Hoje, assim como várias vezes neste ano, me percebo vulnerável. E depois que li este texto, me senti bem melhor. Espero que sirva para várias mulheres que estão em uma relação ruimpor culpa delas próprias, reconsiderem suas decisões e transformem sua frustração em enorme auto-estima. O texto é da Oprah Winfrey e me dedicaram no facebook, mas eu retirei daqui para postar.

Se um homem quer você, nada pode mantê-lo longe.
-Se ele não te quer, nada pode fazê-lo ficar.

-Pare de dar desculpas (de arranjar justificativas) para um homem e seu comportamento.
-Permita que sua intuição (ou espírito) te proteja das mágoas.

-Para de tentar se modificar para uma relação que não tem que acontecer.
-Mais devagar é melhor. Nunca dedique sua vida a um homem antes que você encontre o que realmente te faz feliz.

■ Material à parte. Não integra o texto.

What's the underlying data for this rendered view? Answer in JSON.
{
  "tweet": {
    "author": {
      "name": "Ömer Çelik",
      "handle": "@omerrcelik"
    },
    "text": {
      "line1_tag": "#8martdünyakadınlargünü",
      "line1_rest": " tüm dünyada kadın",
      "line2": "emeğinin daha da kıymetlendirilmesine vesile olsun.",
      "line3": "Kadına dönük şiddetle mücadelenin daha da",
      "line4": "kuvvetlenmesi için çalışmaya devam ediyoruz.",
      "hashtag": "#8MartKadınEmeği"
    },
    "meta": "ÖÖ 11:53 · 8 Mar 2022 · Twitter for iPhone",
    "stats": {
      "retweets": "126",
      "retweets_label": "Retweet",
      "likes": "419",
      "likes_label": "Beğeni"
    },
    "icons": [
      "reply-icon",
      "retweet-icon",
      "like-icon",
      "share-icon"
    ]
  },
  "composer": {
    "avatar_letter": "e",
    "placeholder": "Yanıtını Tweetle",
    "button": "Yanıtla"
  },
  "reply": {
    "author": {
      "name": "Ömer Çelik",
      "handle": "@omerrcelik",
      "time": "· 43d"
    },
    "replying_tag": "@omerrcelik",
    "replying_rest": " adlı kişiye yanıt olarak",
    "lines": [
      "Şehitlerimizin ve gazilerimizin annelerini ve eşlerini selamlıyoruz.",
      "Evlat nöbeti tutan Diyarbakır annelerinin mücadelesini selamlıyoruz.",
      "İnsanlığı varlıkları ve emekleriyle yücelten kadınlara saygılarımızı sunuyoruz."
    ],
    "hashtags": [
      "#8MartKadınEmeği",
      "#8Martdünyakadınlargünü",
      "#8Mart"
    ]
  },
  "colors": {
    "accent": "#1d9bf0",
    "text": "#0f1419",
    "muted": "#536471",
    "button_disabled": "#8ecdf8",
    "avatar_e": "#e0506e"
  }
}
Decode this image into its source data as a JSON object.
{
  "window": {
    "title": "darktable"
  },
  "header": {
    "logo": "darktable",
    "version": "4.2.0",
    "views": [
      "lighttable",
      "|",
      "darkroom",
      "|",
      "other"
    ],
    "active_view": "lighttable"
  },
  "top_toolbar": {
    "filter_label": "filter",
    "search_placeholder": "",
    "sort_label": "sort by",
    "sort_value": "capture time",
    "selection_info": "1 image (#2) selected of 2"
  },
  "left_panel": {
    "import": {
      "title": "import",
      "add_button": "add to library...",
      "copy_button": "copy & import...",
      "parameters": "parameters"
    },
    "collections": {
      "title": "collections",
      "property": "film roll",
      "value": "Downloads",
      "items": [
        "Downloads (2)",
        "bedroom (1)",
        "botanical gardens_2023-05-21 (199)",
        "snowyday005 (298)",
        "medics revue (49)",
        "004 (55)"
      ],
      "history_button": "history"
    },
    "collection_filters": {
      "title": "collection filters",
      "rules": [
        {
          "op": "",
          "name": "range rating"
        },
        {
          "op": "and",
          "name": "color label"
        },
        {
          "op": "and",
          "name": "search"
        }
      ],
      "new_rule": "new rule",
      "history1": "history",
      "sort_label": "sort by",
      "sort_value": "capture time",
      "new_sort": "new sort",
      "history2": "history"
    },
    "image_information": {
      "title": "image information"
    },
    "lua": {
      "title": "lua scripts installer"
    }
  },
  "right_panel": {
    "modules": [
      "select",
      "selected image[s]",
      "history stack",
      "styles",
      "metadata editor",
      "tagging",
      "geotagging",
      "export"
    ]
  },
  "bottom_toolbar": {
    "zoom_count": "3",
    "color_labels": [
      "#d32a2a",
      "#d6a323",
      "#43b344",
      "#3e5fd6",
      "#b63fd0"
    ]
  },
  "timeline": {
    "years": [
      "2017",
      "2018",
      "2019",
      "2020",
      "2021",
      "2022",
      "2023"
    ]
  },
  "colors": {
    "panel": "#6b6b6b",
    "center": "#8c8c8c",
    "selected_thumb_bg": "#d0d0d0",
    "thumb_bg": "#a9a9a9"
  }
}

-Se uma relação terminar porque o homem não te tratou como você merecia, “foda-se, mande pro inferno, esquece!”, vocês não podem “ser amigos”. Um amigo não destrataria outro amigo.
-Não conserte.

-Se você sente que ele está te enrolando, provavelmente é porque ele está mesmo. Não continue (a relação) porque você acha que “ele vai melhorar”
-Você vai se chatear daqui um ano por continuar a relação quando as coisas ainda não estiverem melhores.

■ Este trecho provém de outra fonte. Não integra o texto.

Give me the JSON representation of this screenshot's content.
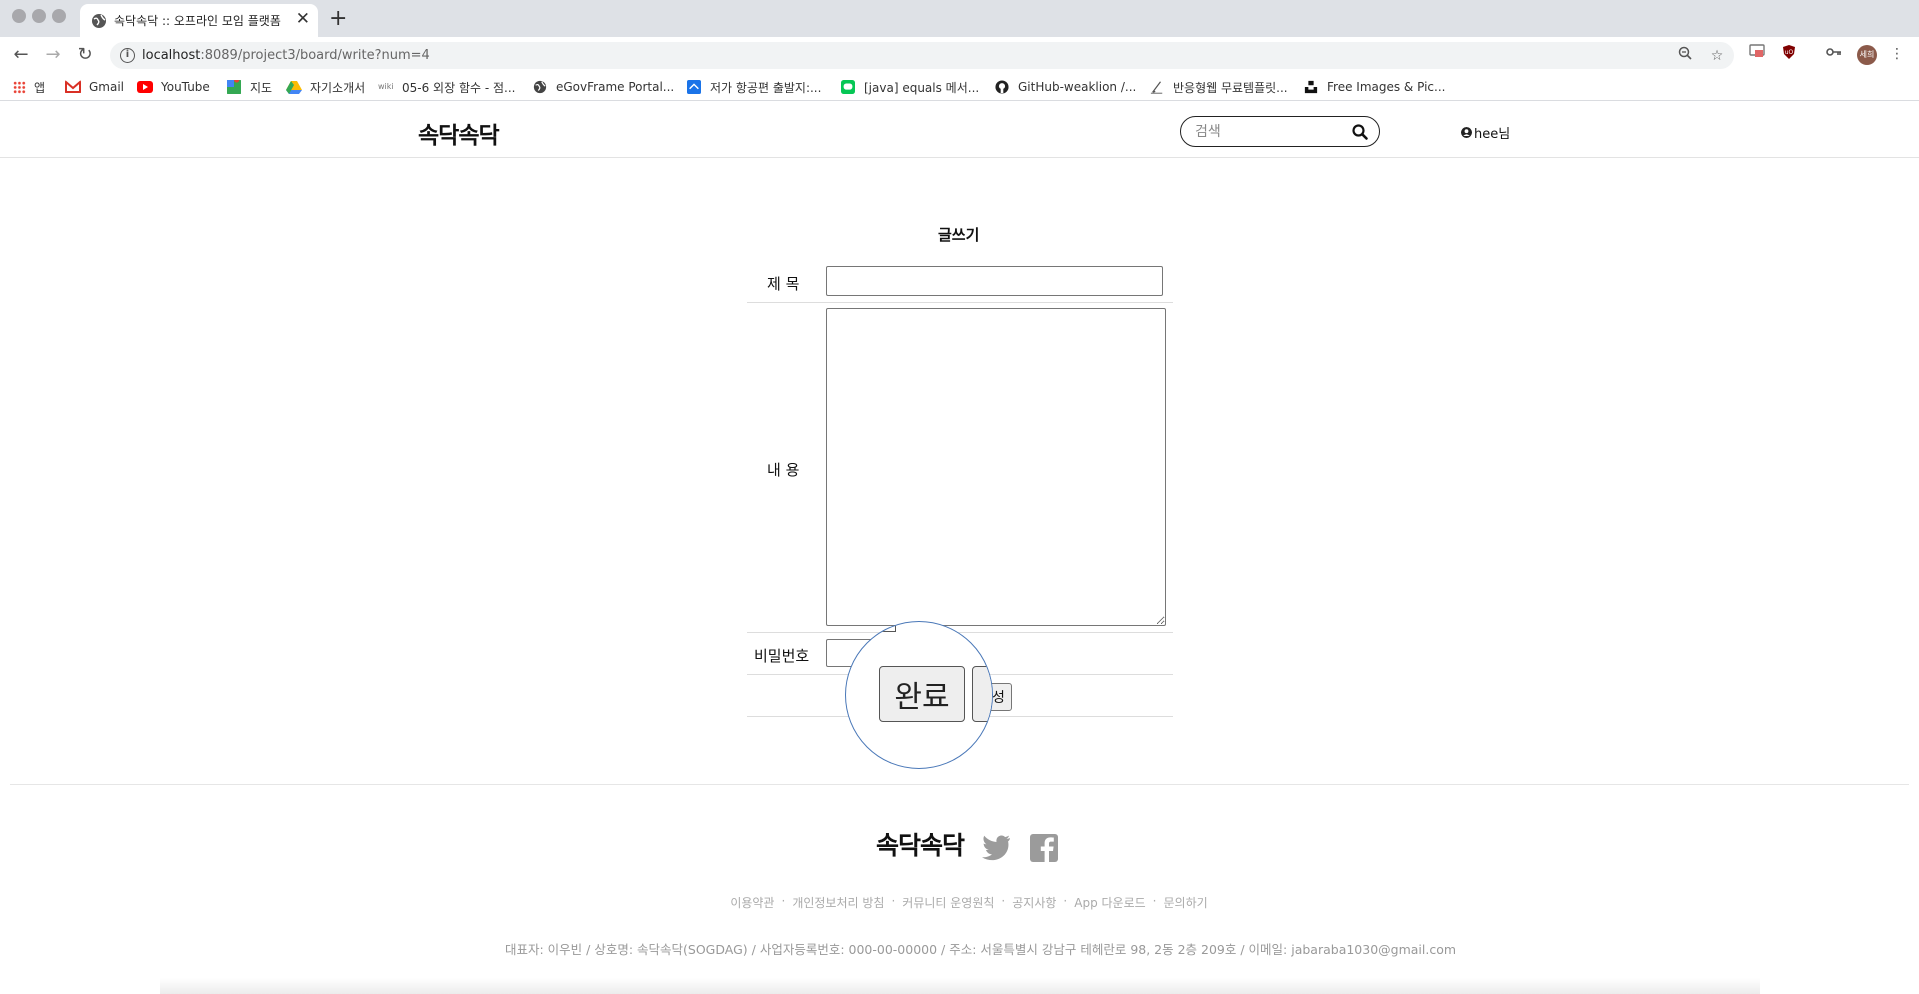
{
  "browser": {
    "tab_title": "속닥속닥 :: 오프라인 모임 플랫폼",
    "url_host": "localhost",
    "url_path": ":8089/project3/board/write?num=4",
    "profile_initials": "세희",
    "bookmarks": [
      {
        "label": "앱",
        "icon": "apps-grid-icon",
        "color": "#e94235"
      },
      {
        "label": "Gmail",
        "icon": "gmail-icon",
        "color": "#d93025"
      },
      {
        "label": "YouTube",
        "icon": "youtube-icon",
        "color": "#ff0000"
      },
      {
        "label": "지도",
        "icon": "maps-icon",
        "color": "#34a853"
      },
      {
        "label": "자기소개서",
        "icon": "drive-icon",
        "color": "#fbbc04"
      },
      {
        "label": "05-6 외장 함수 - 점...",
        "icon": "wikidocs-icon",
        "color": "#777777"
      },
      {
        "label": "eGovFrame Portal...",
        "icon": "globe-icon",
        "color": "#444444"
      },
      {
        "label": "저가 항공편 출발지:...",
        "icon": "flight-icon",
        "color": "#1a73e8"
      },
      {
        "label": "[java] equals 메서...",
        "icon": "line-icon",
        "color": "#06c755"
      },
      {
        "label": "GitHub-weaklion /...",
        "icon": "github-icon",
        "color": "#222222"
      },
      {
        "label": "반응형웹 무료템플릿...",
        "icon": "pen-icon",
        "color": "#555555"
      },
      {
        "label": "Free Images & Pic...",
        "icon": "unsplash-icon",
        "color": "#111111"
      }
    ]
  },
  "site": {
    "logo": "속닥속닥",
    "search_placeholder": "검색",
    "user_label": "hee님"
  },
  "form": {
    "heading": "글쓰기",
    "title_label": "제 목",
    "content_label": "내 용",
    "password_label": "비밀번호",
    "submit_label": "완료",
    "second_button_label": "성",
    "title_value": "",
    "content_value": "",
    "password_value": ""
  },
  "footer": {
    "logo": "속닥속닥",
    "links": [
      "이용약관",
      "개인정보처리 방침",
      "커뮤니티 운영원칙",
      "공지사항",
      "App 다운로드",
      "문의하기"
    ],
    "info": "대표자: 이우빈 / 상호명: 속닥속닥(SOGDAG) / 사업자등록번호: 000-00-00000 / 주소: 서울특별시 강남구 테헤란로 98, 2동 2층 209호 / 이메일: jabaraba1030@gmail.com"
  }
}
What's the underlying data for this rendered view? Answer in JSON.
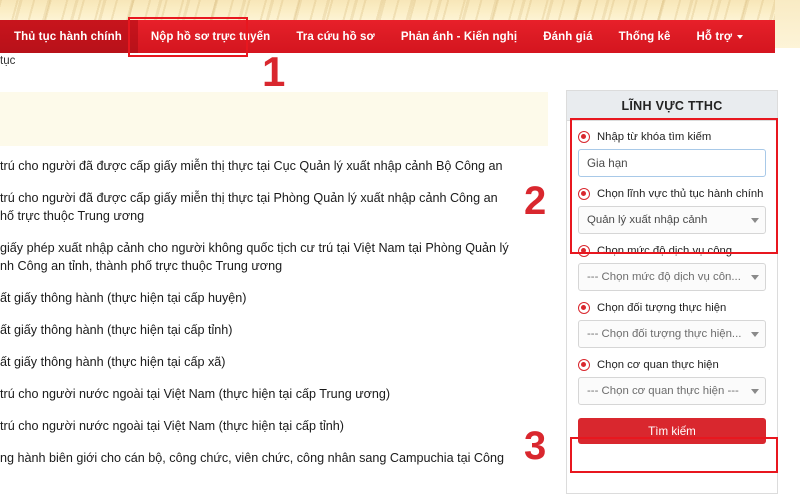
{
  "nav": {
    "items": [
      {
        "label": "Thủ tục hành chính",
        "active": true,
        "caret": false
      },
      {
        "label": "Nộp hồ sơ trực tuyến",
        "active": false,
        "caret": false
      },
      {
        "label": "Tra cứu hồ sơ",
        "active": false,
        "caret": false
      },
      {
        "label": "Phản ánh - Kiến nghị",
        "active": false,
        "caret": false
      },
      {
        "label": "Đánh giá",
        "active": false,
        "caret": false
      },
      {
        "label": "Thống kê",
        "active": false,
        "caret": false
      },
      {
        "label": "Hỗ trợ",
        "active": false,
        "caret": true
      }
    ]
  },
  "breadcrumb": {
    "text": "tục"
  },
  "annotations": {
    "one": "1",
    "two": "2",
    "three": "3",
    "color": "#d9272e"
  },
  "procedures": [
    "trú cho người đã được cấp giấy miễn thị thực tại Cục Quản lý xuất nhập cảnh Bộ Công an",
    "trú cho người đã được cấp giấy miễn thị thực tại Phòng Quản lý xuất nhập cảnh Công an\nhố trực thuộc Trung ương",
    "giấy phép xuất nhập cảnh cho người không quốc tịch cư trú tại Việt Nam tại Phòng Quản lý\nnh Công an tỉnh, thành phố trực thuộc Trung ương",
    "ất giấy thông hành (thực hiện tại cấp huyện)",
    "ất giấy thông hành (thực hiện tại cấp tỉnh)",
    "ất giấy thông hành (thực hiện tại cấp xã)",
    "trú cho người nước ngoài tại Việt Nam (thực hiện tại cấp Trung ương)",
    "trú cho người nước ngoài tại Việt Nam (thực hiện tại cấp tỉnh)",
    "ng hành biên giới cho cán bộ, công chức, viên chức, công nhân sang Campuchia tại Công"
  ],
  "panel": {
    "title": "LĨNH VỰC TTHC",
    "fields": [
      {
        "radio_label": "Nhập từ khóa tìm kiếm",
        "control": "input",
        "value": "Gia hạn",
        "placeholder": "Gia hạn"
      },
      {
        "radio_label": "Chọn lĩnh vực thủ tục hành chính",
        "control": "select",
        "value": "Quản lý xuất nhập cảnh",
        "is_placeholder": false
      },
      {
        "radio_label": "Chọn mức độ dịch vụ công",
        "control": "select",
        "value": "--- Chọn mức độ dịch vụ côn...",
        "is_placeholder": true
      },
      {
        "radio_label": "Chọn đối tượng thực hiện",
        "control": "select",
        "value": "--- Chọn đối tượng thực hiện...",
        "is_placeholder": true
      },
      {
        "radio_label": "Chọn cơ quan thực hiện",
        "control": "select",
        "value": "--- Chọn cơ quan thực hiện ---",
        "is_placeholder": true
      }
    ],
    "search_button": "Tìm kiếm"
  }
}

-A única pessoa que você pode controlar em uma relação é você mesma.
-Evite homens que têm um monte de filhos, e de um monte de mulheres diferentes. Ele não casou com elas quando elas ficaram grávidas, então, porque ele te trataria diferente?

-Sempre tenha seu próprio círculo de amizade, separadamente do dele.
-Coloque limites no modo como um homem te trata. Se algo te irritar, faça um escândalo.
-Nunca deixe um homem saber de tudo. Mais tarde ele usará isso contra você.
-Você não pode mudar o comportamento de um homem. A mudança vem de dentro.
-Nunca o deixe sentir que ele é mais importante que você… mesmo se ele tiver um maior grau de escolaridade ou um emprego melhor.

-Não o torne um semi-deus.

-Ele é um homem, nada além ou aquém disso.
-Nunca deixe um homem definir quem você é.
-Nunca pegue o homem de alguém emprestado..
-Se ele traiu alguém com você, ele te trairá.
-Um homem vai te tratar do jeito que você permita que ele te trate.
-Todos os homens NÃO são cachorros.
-Você não deve ser a única a fazer tudo… compromisso é uma via de mão dupla.
-Você precisa de tempo para se cuidar entre as relações… não há nada precioso quanto viajar… veja as suas questões antes de um novo relacionamento.
-Você nunca deve olhar para alguém sentindo que a pessoa irá te completar… uma relação consiste de dois indivíduos completos.. procure alguém que irá te complementar.. não suplementar.
-Namorar é bacana… mesmo se ele não for o esperado Sr. Correto.
-Faça-o sentir falta de você algumas vezes… quando um homem sempre sabe que você está lá, e que você está sempre disponível para ele – ele se acha…
-Nunca se mude para a casa da mãe dele. Nunca seja cúmplice (co-assine) de um homem.
-Não se comprometa completamente com um homem que não te dá tudo o que você precisa. Mantenha-o em seu radar, mas conheça outros…
-Compartilhe isso com outras mulheres e homens (de modo que eles saibam)… você fará alguém sorrir, outros repensarem sobre as escolhas, e outras mulheres se prepararem.
-Dizem que se gasta um minuto para encontrar alguém especial, uma hora para apreciar esse alguém, um dia para amá-lo e uma vida inteira para esquecê-lo.
-O medo de ficar sozinha faz que várias mulheres permaneçam em relações que são abusivas e lesivas: Dr. Phill
-Você deve saber que você é a melhor coisa que pode acontecer para alguém e se um homem te destrata, é ele que vai perder uma coisa boa.
-Se ele ficou atraído por você à primeira vista, saiba que ele não foi o único.
-Todos eles estão te olhando, então você tem várias opções. Faça a escolha certa.